Explore Rotorua, a nature lover’s playground set amidst a geothermal and volcanic wonderland where modern life is infused with ancient Maori traditions.
Sail our 18 pristine lakes from atop a luxury yacht, or get closer to nature and kayak or paddle board across them, stopping to bathe in lakeside geothermal hot pools. If you’re more adventurous send yourself down the world’s highest commercially rafted waterfall.
Challenge yourself as you tackle the 145km (and growing) labyrinth of Mountain Biking trails in the Whakarewarewa Forest – voted by Red Bull as being in the top eight in the world – situated among thousands of hectares of native forest.
The cultural influence of the Te Arawa people have been pivotal in shaping Rotorua into the world-class destination it is, first hosting visitors to the Pink and White Terraces in the 1800s – a legacy they continue today with kapa haka and cultural performances.
Relax in the many thermal springs spas, bathe in mineral enriched mud, and experience Maori massage in a geothermal wonderland dotted with crater lakes, erupting geysers and boiling mud that has been attracting visitors to Rotorua since the 1800s.
Thrill yourself at world-class adventure parks (many featuring world-first products created in Rotorua), and take part in the yearly festivals that celebrate what makes Rotorua unique.
Rotorua has 14,000 beds on offer, catering for all budgets, offering everything from luxury lodges, first-class hotels, ultra-chic boutique hotels, to familiar names in lodging and budget friendly flash and backpackers.
Tourism in New Zealand started in Rotorua with the famed pink and white terraces - considered one of the eight wonders of the world.
Tourists came from around the world to see the wonder once found on the shores of Lake Tarawera.
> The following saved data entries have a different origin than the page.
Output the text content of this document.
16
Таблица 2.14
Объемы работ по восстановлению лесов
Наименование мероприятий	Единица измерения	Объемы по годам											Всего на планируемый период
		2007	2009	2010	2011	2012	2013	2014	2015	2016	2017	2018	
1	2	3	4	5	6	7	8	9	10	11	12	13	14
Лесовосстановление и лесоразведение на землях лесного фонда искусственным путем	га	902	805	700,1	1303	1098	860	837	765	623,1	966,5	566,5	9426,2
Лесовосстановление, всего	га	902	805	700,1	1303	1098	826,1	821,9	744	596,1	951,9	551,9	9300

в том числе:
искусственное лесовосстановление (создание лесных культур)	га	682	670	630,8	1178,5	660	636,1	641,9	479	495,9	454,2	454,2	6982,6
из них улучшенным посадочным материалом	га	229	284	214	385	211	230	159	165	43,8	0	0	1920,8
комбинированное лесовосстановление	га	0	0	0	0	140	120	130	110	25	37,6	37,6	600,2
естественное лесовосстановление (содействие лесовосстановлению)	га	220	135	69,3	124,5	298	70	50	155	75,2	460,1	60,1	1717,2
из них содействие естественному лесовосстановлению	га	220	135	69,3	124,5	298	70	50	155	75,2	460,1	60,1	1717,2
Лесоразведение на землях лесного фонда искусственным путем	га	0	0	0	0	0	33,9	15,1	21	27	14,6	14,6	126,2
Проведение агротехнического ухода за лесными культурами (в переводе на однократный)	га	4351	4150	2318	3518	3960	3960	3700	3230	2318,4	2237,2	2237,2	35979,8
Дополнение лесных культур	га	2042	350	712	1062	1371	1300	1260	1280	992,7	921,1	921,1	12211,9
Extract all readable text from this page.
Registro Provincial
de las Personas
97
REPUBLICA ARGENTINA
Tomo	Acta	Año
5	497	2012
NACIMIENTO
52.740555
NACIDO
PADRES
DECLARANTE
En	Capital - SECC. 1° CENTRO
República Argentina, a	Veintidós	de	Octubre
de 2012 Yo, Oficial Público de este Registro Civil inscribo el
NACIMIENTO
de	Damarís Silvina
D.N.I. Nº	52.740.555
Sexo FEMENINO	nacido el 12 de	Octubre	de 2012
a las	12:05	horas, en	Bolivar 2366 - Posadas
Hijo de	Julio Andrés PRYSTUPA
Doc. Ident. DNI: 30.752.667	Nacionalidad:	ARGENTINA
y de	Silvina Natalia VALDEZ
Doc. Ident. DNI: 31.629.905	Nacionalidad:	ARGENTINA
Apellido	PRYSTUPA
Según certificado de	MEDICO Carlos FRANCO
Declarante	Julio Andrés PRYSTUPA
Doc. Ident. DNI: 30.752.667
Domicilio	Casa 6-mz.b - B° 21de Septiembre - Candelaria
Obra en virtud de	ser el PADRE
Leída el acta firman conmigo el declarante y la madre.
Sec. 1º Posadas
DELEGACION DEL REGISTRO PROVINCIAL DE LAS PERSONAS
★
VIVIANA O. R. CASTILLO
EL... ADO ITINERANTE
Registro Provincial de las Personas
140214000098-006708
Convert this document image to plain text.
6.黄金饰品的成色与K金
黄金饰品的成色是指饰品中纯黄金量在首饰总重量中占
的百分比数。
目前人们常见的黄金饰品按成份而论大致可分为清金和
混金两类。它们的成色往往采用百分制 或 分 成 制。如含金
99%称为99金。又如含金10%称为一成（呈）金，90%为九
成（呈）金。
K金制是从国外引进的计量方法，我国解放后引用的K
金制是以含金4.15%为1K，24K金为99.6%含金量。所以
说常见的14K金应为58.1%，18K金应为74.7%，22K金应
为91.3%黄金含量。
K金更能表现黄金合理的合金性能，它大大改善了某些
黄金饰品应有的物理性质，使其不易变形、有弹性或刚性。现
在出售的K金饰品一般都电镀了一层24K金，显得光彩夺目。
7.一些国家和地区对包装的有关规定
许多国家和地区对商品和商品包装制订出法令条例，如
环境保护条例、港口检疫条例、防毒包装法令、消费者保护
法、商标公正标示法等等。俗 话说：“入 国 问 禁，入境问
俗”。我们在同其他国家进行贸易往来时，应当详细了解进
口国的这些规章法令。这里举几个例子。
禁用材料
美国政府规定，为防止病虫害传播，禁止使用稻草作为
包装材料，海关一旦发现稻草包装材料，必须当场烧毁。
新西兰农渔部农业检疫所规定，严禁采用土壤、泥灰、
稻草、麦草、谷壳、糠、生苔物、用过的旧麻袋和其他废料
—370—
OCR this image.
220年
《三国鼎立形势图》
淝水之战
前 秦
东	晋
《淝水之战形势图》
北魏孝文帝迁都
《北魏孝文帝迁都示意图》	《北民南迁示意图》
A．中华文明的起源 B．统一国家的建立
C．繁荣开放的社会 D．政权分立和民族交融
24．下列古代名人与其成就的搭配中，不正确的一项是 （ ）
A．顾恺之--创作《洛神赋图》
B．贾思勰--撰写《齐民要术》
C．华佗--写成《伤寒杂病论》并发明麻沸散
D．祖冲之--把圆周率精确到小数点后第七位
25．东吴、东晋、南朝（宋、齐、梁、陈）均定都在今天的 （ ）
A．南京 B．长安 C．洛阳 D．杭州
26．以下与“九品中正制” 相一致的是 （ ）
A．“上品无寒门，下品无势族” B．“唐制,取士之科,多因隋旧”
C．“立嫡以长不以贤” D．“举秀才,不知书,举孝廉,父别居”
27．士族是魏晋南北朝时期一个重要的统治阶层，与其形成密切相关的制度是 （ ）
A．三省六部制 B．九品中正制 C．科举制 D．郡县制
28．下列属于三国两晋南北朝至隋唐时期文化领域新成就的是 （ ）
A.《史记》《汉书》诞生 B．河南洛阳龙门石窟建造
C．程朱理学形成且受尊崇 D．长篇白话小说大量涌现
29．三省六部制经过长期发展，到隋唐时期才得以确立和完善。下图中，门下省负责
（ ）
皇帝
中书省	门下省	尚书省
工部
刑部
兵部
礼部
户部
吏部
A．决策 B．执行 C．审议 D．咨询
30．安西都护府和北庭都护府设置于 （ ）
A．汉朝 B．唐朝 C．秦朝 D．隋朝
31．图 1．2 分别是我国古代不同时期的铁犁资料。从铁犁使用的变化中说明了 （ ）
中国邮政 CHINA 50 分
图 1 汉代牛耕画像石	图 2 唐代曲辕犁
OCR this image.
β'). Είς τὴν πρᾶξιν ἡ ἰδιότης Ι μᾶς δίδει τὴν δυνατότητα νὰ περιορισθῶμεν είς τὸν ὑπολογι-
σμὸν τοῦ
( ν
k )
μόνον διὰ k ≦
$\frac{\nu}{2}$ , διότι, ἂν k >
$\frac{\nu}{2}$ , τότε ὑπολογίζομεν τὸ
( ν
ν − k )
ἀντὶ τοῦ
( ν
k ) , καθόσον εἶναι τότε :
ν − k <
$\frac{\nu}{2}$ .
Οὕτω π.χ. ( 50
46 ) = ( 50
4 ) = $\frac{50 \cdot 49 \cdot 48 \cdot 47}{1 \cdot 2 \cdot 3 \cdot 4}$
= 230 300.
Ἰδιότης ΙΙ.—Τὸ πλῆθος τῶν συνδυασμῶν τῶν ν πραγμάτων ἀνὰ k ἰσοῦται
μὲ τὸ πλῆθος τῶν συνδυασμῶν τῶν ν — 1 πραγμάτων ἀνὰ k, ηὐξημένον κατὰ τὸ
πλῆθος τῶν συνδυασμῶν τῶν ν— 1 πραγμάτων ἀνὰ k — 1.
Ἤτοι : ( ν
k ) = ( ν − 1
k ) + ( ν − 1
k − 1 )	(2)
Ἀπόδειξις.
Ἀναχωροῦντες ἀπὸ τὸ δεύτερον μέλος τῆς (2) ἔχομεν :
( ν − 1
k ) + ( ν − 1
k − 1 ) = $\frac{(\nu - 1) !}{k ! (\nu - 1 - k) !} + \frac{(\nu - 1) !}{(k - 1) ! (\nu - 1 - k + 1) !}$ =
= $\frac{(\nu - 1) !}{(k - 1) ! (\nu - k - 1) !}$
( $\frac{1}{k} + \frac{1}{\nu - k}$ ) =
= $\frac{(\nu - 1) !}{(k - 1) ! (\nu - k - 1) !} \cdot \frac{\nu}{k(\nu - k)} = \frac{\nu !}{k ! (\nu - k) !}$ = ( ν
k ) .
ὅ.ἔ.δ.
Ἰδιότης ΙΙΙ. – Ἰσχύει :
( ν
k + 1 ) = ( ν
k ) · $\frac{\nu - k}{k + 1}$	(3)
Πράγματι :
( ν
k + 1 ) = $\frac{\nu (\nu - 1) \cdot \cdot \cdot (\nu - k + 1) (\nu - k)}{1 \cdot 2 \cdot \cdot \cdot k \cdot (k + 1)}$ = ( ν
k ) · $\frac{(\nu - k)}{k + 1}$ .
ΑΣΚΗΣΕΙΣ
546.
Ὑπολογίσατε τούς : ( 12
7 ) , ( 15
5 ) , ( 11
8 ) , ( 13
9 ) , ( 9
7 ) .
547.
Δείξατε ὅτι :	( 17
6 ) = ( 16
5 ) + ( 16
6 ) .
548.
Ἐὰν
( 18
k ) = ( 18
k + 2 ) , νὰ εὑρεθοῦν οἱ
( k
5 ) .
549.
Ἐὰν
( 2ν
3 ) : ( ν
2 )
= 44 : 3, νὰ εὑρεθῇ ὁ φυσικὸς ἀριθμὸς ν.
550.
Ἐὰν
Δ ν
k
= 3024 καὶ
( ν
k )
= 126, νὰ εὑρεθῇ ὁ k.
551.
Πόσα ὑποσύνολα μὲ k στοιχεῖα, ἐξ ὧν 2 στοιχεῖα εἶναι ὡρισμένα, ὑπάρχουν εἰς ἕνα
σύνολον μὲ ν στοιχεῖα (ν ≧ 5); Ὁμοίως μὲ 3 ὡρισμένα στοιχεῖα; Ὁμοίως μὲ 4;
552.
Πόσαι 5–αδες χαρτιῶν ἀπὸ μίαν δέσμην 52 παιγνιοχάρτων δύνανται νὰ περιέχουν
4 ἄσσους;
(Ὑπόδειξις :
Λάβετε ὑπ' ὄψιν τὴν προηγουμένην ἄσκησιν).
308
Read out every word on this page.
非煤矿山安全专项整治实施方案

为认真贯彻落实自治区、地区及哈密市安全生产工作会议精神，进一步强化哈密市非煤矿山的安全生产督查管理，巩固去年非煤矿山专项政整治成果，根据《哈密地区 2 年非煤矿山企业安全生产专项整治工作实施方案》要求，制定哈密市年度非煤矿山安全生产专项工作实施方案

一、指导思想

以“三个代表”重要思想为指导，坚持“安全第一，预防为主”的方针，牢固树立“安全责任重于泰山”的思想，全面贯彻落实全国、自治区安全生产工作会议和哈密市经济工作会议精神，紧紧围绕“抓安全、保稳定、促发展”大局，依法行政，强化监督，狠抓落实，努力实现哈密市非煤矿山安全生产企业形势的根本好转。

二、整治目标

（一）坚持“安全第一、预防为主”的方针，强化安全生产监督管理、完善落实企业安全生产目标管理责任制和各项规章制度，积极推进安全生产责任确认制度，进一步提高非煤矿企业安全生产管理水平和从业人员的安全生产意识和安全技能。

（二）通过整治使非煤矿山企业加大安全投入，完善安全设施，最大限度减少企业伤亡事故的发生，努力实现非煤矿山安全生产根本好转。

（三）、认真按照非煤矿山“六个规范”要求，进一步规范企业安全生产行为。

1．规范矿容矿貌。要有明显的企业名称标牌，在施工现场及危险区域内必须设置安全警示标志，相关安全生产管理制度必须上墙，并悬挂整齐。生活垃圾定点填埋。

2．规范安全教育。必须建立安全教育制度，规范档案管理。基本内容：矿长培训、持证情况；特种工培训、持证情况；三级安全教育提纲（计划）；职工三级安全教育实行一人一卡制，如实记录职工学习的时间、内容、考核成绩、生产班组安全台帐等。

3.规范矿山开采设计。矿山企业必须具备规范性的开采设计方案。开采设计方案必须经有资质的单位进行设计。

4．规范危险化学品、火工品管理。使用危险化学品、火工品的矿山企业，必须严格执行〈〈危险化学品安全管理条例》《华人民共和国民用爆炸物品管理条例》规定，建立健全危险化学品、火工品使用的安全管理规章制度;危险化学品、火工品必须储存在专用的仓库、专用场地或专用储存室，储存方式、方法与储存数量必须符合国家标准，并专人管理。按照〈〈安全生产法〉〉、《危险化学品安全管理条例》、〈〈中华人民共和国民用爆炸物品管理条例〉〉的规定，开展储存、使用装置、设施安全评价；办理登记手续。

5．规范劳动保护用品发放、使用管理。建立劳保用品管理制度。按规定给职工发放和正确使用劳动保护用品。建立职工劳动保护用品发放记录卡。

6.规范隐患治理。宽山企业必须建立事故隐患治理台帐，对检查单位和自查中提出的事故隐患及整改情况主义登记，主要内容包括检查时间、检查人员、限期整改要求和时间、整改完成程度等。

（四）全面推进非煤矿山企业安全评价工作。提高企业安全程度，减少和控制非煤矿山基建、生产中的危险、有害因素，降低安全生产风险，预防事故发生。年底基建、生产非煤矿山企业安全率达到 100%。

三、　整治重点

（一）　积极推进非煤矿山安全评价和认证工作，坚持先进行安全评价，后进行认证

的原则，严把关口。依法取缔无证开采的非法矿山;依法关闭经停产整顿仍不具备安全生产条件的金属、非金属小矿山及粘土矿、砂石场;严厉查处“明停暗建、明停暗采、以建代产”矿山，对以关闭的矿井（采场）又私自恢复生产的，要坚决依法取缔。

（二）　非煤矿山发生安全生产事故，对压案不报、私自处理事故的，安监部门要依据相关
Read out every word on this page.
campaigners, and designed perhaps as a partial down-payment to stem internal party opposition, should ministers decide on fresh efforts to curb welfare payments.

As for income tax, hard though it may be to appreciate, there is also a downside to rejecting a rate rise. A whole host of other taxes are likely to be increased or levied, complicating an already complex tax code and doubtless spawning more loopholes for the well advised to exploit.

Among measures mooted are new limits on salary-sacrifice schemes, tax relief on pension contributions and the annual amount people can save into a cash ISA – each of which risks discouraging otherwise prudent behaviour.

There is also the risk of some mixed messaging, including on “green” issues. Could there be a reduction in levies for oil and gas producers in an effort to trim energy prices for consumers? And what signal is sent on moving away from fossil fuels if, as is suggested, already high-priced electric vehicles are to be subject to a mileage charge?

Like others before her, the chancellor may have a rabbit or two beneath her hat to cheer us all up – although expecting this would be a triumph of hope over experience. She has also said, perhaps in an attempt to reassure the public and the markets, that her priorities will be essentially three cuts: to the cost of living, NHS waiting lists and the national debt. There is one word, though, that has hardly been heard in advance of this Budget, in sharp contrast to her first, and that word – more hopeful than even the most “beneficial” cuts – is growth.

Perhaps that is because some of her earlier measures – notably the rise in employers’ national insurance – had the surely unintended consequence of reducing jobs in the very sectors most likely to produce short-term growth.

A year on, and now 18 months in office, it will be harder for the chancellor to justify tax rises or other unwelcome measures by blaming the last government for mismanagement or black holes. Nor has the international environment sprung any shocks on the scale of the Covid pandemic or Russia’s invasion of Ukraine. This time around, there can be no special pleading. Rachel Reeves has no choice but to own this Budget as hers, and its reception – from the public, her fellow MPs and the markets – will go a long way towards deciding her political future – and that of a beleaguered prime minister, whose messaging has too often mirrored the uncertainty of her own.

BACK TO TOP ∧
Unfortunately they were reclaimed by Mount Tarawera when it erupted late in the 19th century.
The grief was terrible for the Tuhourangi and Ngati Rangitihi people who guided tourists on the lake – they lost family members, their livelihood and the bones of their ancestors in one terrible night.
Many of the survivors were offered land at Whakarewarewa and Ngapuna – the Whakarewarewa Thermal Valley became the new home for many and the tradition of guiding continues in the thermal area today.
Since then Rotorua has been, and continues to be New Zealand’s premiere tourism destination.
The total size of the Rotorua district is 261,906 hectares. This consists of 41% forest, 43% agriculture and 8% lakes. Rotorua’s central business district (CBD) is located on the southern shore of Lake Rotorua.
The city is nestled in a huge, ancient caldera 20km across at its widest point and 16km at the narrowest, with Lake Rotorua nearly 300 metres above sea level.
The region includes:
800 hectares of parks, gardens and reserves free for public use
3 major rivers
7 geothermal fields with hot pools and spectacular steam eruptions,
More than 100,000 hectares of native and exotic forests - with the largest commercial plantation forest in the Southern Hemisphere
More than 100,000 hectares of farmland
Stunning volcanic landscapes with Mt Tarawera, Rainbow Mountain, Mt Ngongotaha and Mokoia Island as local icons
Hundreds of kilometres of walking, cycling and mountain biking tracks.
The forests, coupled with extensive trees and gardens in the city, suburbs and parks, support a rich and varied bird life, both native and introduced. Some of New Zealand’s rarer birds, such as the formerly endangered kokako and the spectacular native falcon, karearea, thrive in the district.